O Conselho Monetário Nacional (CMN), do Banco Central (BC), aprovou nesta sexta-feira (24) a Resolução nº 5.298, que altera regras do mercado de derivativos no país e proíbe a oferta e a negociação de contratos vinculados a apostas esportivas, jogos on-line e eventos de natureza não econômica, como temas políticos, eleitorais, sociais, culturais e de entretenimento.

Pela nova norma, apenas ativos subjacentes com referência econômica ou financeira poderão servir de base para esse tipo de instrumento.

Na prática, ficam vedados contratos associados a eventos esportivos, jogos virtuais e outras modalidades consideradas não compatíveis com referenciais econômico-financeiros adequados. A restrição também alcança produtos ofertados no exterior quando direcionados ao público brasileiro.

A decisão ocorre em um contexto em que plataformas internacionais vinham ampliando o uso de mercados de previsão, inclusive com contratos que buscavam estimar resultados de eventos políticos, como a possibilidade de uma corrida mais apertada em eleições presidenciais.

Esse tipo de produto vinha sendo oferecido por serviços como PredictItKalshi e Polymarket, que no momento da publicação desta matéria estão fora do ar.

De acordo com a resolução, o objetivo é reforçar princípios como proteção aos investidores, transparência, integridade e eficiência do mercado, além de evitar práticas especulativas consideradas prejudiciais ao interesse público.
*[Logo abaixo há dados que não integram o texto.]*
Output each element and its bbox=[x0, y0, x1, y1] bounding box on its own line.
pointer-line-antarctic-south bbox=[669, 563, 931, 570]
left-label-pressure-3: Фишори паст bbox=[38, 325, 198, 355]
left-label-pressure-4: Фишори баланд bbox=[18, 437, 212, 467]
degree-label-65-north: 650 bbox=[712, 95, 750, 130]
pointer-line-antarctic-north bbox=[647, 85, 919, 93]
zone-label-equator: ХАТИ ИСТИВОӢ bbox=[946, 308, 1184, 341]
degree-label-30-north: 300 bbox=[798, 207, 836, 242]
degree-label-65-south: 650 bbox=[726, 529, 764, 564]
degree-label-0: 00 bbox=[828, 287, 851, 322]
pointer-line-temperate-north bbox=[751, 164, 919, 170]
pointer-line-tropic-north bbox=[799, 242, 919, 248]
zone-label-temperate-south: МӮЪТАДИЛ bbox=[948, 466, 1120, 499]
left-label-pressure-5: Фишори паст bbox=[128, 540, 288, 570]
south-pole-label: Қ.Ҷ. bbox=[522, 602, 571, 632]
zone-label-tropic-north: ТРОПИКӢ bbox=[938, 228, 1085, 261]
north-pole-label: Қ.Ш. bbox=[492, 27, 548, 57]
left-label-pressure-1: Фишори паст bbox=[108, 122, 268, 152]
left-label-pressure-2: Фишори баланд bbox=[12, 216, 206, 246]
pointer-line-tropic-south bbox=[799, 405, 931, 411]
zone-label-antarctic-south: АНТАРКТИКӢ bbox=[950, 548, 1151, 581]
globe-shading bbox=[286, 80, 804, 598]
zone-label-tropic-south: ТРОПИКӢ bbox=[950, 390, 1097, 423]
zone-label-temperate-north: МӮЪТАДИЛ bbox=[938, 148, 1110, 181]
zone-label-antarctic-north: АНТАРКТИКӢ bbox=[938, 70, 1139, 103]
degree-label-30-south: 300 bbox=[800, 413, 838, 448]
Conforme a resolução, a norma entra em vigor em 4 de maio de 2026 e atribui à Comissão de Valores Mobiliários (CVM) a responsabilidade por regulamentação complementar e fiscalização.

A decisão foi tomada durante reunião ordinária do CMN realizada na quinta-feira (23). O colegiado é composto pelos ministros da Fazenda, Dario Durigan, e do Planejamento e Orçamento, Bruno Moretti, além do presidente do Banco Central, Gabriel Galípolo.